Simmons Bids $784 Million for NL Industries
NEW YORK — NL Industries Inc. said Thursday that Dallas financier Harold C. Simmons had acquired 16% of its stock and that he had offered $784.5 million to buy the remaining shares.
NL said it would consider the bid.
Simmons’ offer came in a letter to NL in which he also disclosed that his affiliated companies already had bought more than 10 million of NL’s 62.3 million common shares outstanding.
In the letter to Theodore C. Rogers, NL’s chairman and chief executive, Simmons said he wanted to negotiate a friendly purchase for $15 a share. As an alternative, Simmons offered to buy--for $15.25 a share--all of the shares tendered in response to a pending self-tender offer by NL. Such a move likely would give Simmons control because NL has said its offer has been heavily oversubscribed, with 41 million shares being tendered.
NL’s common stock closed up 12 1/2 cents a share at $14.75 in New York Stock Exchange composite trading Thursday.
The stock buyback offer is part of a restructuring plan by NL, a chemical and oil field services concern. NL launched the plan in April to thwart an earlier takeover attempt by Coniston Partners, a private New York investor group.
Under the offer, NL offered to buy back 7.5 million, or 12%, of its common shares. The offer is a so-called Dutch auction, whereby NL’s holders chose a price between $15.12 1/2 and $16 a share when they tendered their stock. Once the offer closes, NL would select a price in that range. Any shares tendered above that price would be excluded from the offer.
NL planned to finance the offer with proceeds from other restructuring moves, including a reorganization of its pension plan that was expected to provide about $150 million in surplus funds. NL also planned to sell up to 20% of its chemical business through a public stock offering.
Coniston Partners, which offered $16 a share for NL, endorsed the company’s plan. It also sold back 2.7 million shares to NL and tendered the rest of its previous 8.5% stake in NL under the buyback offer.
However, earlier this month, NL extended the self-tender offer to June 26 and indicated that it might reduce or scrap the offer because of the weak market for its oil field services. NL, formerly known as National Lead, said the oil industry’s problems would result in it posting quarterly losses for the rest of the year. NL also plans a second-quarter writedown of oil service assets that could exceed $250 million.
NL said a decision on the buyback would be made at a directors’ meeting scheduled for June 25. It said the board would weigh Simmons’ proposals at that meeting. Simmons requested in his letter that NL respond by June 24.
In offering to buy the stock tendered in NL’s self-tender offer, Simmons said he would allow those who did not tender to keep their stock unless a majority of NL’s outside directors approved a deal for him to buy the remaining shares.

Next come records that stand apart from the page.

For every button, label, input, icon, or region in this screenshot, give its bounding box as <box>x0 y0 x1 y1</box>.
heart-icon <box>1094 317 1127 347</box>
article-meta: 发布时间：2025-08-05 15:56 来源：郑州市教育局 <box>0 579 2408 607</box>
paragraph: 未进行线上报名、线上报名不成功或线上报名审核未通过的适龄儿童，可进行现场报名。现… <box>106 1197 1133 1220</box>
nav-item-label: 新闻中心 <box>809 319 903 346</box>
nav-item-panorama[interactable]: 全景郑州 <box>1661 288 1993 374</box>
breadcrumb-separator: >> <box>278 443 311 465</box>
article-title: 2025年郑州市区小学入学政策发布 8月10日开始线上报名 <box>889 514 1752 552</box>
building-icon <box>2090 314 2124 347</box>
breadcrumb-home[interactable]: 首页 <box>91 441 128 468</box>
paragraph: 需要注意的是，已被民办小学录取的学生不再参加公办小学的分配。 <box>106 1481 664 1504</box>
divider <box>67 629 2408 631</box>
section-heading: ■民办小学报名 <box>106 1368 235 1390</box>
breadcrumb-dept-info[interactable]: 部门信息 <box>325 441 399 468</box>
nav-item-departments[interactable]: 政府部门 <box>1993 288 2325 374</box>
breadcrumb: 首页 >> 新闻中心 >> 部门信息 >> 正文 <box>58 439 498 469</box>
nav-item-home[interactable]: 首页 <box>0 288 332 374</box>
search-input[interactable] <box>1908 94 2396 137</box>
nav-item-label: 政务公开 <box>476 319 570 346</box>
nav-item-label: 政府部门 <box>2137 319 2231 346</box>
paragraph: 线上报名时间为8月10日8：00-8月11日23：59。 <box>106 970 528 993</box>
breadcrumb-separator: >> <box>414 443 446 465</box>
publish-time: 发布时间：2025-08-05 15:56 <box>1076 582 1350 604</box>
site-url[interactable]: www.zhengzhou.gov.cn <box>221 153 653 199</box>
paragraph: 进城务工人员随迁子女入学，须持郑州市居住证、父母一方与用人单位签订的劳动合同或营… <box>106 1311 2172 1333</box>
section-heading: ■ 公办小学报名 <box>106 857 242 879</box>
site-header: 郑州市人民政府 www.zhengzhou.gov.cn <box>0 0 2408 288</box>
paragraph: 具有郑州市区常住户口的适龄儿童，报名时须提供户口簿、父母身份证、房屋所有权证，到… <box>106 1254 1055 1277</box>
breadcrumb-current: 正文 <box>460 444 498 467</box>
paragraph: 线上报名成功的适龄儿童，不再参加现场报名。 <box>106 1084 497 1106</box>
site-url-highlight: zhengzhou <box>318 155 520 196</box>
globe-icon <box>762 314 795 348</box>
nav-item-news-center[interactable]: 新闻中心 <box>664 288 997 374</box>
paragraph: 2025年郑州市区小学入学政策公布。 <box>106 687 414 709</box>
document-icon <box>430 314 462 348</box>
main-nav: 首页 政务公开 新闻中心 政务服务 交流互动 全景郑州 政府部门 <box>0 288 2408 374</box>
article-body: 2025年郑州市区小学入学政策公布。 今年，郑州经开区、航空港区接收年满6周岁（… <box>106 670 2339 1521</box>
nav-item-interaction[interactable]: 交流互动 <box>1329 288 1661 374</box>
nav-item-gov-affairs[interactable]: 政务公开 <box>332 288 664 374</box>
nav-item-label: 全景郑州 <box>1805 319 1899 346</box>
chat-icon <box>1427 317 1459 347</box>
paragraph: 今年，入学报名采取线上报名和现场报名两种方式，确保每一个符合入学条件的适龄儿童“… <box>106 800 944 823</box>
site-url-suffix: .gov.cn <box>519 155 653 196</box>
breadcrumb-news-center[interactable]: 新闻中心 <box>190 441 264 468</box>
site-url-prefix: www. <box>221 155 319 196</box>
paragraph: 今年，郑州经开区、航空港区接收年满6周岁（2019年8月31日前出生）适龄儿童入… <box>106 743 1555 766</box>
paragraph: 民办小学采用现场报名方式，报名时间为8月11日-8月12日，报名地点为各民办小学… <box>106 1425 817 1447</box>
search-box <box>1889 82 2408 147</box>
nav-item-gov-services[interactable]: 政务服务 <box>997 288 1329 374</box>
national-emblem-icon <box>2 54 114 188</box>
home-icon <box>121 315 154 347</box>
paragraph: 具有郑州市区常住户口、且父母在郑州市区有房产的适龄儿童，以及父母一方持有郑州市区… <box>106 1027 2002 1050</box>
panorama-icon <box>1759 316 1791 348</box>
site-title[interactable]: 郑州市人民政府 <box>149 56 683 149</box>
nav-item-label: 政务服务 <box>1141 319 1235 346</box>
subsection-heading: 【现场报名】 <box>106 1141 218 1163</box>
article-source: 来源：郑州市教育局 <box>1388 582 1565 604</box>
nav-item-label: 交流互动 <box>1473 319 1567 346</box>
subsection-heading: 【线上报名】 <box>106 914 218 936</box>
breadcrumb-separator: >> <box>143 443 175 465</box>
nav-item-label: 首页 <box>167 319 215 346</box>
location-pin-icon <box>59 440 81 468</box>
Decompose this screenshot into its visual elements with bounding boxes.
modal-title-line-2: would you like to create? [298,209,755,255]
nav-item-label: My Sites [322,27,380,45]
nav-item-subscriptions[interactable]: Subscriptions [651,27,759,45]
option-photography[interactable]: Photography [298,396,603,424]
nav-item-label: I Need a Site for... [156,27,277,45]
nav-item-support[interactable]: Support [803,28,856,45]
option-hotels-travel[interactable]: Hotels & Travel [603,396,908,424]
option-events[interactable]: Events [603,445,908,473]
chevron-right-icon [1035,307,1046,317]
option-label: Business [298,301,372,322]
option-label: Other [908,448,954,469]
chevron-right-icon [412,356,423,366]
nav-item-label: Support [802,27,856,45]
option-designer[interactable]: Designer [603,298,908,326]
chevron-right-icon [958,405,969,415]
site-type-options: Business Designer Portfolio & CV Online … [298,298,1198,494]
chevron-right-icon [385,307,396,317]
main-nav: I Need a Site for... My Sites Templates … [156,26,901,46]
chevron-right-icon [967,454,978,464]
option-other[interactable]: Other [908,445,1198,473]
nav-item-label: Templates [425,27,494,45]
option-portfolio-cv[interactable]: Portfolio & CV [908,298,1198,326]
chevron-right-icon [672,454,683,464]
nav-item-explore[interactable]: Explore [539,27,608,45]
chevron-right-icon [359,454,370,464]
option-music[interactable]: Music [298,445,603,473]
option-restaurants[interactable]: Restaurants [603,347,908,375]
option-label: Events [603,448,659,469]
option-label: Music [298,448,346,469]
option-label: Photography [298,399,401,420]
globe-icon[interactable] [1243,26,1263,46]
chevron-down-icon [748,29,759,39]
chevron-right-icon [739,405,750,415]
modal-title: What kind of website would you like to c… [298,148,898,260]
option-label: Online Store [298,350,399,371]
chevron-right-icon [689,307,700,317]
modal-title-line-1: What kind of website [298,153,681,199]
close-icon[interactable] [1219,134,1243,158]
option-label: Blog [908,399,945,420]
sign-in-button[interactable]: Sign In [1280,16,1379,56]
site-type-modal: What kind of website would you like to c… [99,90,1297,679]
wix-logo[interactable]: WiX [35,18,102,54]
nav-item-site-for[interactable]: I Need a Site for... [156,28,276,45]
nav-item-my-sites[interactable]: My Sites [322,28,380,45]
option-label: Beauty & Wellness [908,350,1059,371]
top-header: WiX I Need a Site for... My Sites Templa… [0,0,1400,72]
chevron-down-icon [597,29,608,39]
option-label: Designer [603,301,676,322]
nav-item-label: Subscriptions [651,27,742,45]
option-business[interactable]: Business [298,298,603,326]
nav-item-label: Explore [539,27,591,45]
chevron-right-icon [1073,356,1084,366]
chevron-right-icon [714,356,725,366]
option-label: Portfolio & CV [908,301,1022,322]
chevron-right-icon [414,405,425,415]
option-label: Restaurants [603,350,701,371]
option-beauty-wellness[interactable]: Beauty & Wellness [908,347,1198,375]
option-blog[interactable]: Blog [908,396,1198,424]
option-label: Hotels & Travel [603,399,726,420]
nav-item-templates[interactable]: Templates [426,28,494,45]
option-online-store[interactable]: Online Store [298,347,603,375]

Simmons’ acquisition of a major stake in NL was not a complete surprise to Wall Street. NL said Tuesday that it believed Simmons was aggressively buying its stock, and it called on him to publicly disclose whether that was the case.
Simmons, whose companies include Amalgamated Sugar Co., is one of Wall Street’s well-known corporate suitors.
Most recently, he amassed a 39.5% stake in Sea-Land Corp. and made a hostile bid to buy the remaining shares. Sea-Land thwarted the bid in April when it agreed to be acquired by CSX Corp, which also agreed to buy Simmons’ stake in Sea-Land.
Should NL reject Simmons’ offers, NL has anti-takeover provisions in place that could make a hostile bid difficult.